Der Bildweg wird aufgefräst. Foto: Klein

Ein 500 Meter langes Stück des Bildwegs in Steinenbronn soll aufgegraben werden, um ein Hochspannungskabel in der Erde zu verlegen. Baubeginn sollte am 29. Mai sein. Doch daraus wird nun erst einmal nichts...

Steinenbronn - Eigentlich sollte der Bildweg in Steinenbronn von Montag an für fast fünf Wochen komplett gesperrt werden.
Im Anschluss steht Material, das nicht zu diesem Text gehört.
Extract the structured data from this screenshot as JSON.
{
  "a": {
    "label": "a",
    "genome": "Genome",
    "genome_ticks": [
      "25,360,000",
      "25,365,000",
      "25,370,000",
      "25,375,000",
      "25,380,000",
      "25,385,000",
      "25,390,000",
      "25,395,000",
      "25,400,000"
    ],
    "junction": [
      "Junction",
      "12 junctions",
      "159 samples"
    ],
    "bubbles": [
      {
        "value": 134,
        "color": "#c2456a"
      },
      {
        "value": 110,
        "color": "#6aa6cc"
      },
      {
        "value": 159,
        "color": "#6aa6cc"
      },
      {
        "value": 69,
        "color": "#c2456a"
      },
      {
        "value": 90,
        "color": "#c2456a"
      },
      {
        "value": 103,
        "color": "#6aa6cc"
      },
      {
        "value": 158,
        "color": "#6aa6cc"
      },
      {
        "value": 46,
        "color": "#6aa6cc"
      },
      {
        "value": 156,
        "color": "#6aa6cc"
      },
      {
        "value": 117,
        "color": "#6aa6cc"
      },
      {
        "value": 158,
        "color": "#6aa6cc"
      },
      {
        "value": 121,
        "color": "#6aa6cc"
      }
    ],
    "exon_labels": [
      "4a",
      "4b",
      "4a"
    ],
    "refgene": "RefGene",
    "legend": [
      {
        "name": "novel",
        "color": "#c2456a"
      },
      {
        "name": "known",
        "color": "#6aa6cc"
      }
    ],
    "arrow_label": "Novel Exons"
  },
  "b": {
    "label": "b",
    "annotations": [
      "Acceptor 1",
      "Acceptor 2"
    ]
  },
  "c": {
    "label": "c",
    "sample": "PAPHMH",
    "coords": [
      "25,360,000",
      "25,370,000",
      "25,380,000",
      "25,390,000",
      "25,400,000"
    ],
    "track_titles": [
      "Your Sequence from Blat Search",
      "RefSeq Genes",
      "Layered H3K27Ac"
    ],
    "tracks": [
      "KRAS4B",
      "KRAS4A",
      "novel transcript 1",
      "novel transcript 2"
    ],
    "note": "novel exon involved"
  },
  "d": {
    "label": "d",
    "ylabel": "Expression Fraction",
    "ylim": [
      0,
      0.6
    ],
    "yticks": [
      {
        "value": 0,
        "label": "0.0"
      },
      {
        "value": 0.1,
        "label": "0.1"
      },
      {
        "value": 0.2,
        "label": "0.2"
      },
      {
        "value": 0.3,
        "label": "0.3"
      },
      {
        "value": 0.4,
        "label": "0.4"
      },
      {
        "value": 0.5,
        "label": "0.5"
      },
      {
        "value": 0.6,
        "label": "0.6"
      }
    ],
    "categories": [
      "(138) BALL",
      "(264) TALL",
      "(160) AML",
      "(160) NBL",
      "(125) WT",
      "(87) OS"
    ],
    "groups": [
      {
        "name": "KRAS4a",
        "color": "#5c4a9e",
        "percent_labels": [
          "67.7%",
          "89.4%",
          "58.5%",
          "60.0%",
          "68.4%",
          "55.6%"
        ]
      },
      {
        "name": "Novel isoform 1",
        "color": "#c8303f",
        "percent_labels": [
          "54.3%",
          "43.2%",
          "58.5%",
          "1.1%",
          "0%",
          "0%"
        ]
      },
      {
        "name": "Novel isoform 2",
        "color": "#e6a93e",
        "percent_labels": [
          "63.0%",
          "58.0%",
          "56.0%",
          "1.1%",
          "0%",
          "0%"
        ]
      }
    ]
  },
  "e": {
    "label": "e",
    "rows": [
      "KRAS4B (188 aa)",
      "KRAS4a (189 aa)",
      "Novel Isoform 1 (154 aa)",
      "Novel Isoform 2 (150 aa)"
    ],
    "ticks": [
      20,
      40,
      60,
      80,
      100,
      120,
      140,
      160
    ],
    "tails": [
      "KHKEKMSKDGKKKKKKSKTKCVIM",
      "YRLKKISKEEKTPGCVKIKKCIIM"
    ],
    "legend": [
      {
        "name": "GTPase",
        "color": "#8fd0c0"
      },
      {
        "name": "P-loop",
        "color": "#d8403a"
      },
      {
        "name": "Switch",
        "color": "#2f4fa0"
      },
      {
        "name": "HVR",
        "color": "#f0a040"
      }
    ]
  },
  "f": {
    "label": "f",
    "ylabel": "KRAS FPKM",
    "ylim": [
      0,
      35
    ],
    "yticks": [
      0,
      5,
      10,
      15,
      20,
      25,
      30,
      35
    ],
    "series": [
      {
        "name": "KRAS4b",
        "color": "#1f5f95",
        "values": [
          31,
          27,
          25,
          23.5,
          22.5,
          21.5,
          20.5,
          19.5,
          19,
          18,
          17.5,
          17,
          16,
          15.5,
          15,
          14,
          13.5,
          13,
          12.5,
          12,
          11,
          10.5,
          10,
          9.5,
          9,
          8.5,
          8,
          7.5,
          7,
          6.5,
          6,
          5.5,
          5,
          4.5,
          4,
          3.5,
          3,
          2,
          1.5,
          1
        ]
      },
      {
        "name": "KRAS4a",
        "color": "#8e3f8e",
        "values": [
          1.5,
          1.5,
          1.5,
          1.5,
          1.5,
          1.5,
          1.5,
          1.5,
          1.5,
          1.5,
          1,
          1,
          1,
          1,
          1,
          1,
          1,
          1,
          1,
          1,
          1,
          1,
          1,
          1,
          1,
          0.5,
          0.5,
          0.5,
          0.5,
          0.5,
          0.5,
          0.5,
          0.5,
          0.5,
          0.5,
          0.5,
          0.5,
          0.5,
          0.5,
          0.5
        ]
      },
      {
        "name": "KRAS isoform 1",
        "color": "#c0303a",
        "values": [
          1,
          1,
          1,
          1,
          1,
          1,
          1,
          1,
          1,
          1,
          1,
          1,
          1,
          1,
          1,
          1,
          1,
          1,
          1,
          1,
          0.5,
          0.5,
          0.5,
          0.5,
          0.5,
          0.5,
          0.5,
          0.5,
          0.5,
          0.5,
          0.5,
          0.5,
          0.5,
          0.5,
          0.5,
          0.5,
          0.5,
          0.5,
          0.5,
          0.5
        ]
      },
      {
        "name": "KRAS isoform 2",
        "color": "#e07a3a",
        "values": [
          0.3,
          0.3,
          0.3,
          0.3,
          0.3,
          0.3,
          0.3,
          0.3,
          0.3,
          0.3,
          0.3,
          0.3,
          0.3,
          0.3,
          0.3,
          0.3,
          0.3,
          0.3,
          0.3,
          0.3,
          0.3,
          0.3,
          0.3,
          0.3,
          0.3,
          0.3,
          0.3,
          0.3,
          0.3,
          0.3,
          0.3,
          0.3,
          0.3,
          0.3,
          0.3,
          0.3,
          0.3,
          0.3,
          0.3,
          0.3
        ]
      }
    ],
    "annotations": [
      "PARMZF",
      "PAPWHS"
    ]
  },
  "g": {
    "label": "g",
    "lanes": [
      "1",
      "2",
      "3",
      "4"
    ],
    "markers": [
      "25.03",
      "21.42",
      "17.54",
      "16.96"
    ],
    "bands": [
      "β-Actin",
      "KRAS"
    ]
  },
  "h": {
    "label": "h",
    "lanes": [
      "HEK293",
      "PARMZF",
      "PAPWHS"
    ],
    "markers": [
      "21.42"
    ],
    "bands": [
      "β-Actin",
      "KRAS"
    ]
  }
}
Doch während der Sitzung des Technischen Ausschusses am vergangenen Dienstag gab der Ortsbaumeister Tobias Buck den aktuellen Stand durch: „Ich habe heute Nachmittag erfahren, dass so viele Mitarbeiter des Bauunternehmens krank sind, dass die Arbeiten frühestens im September begonnen werden.“ Dabei geht es um das etwa 500 Meter lange Stück des Bildwegs südlich des Gewerbegebiets von der Höhe der Backmanufaktur Treiber bis zum Gewann Kring östlich des Ortes. Dort sollen Hochspannungskabel in der Erde verlegt werden.

Bauarbeiten stießen auf Unverständnis

Ursprünglich sollte der Bildweg wegen der Arbeiten am Montag, 29. Mai, gesperrt und erst am 1. Juli freigegeben werden. So steht es auch in der Amtsblattausgabe, die bereits an die Haushalte von Steinenbronn verteilt worden ist. Die Bauarbeiten stießen bei Otto Elsäßer (Freie Wähler) auf Unverständnis, als Simon Römmich diese noch für die kommende Woche angekündigt hatte. „Das kann nicht sein, dass man vier Wochen lang den Weg sperrt“, sagte der Landwirt und Zweite Stellvertreter des Bürgermeisters. Denn davon wäre auch ein anderer Weg betroffen.

Buck sagte, er habe im Gespräch mit Mitarbeitern des Bauunternehmens nun auch eine andere Methode vereinbart: „Sie werden nun nicht mehr die Fahrbahn aufbaggern, sondern 80 Zentimeter tief fräsen.“ Der Bildweg müsse auch dafür gesperrt werden. „Die abgefrästen Teile würden dann auf die Fahrbahn geworfen. Allerdings geht es schneller, wenn die Arbeiter fräsen und nicht baggern“, sagte Buck.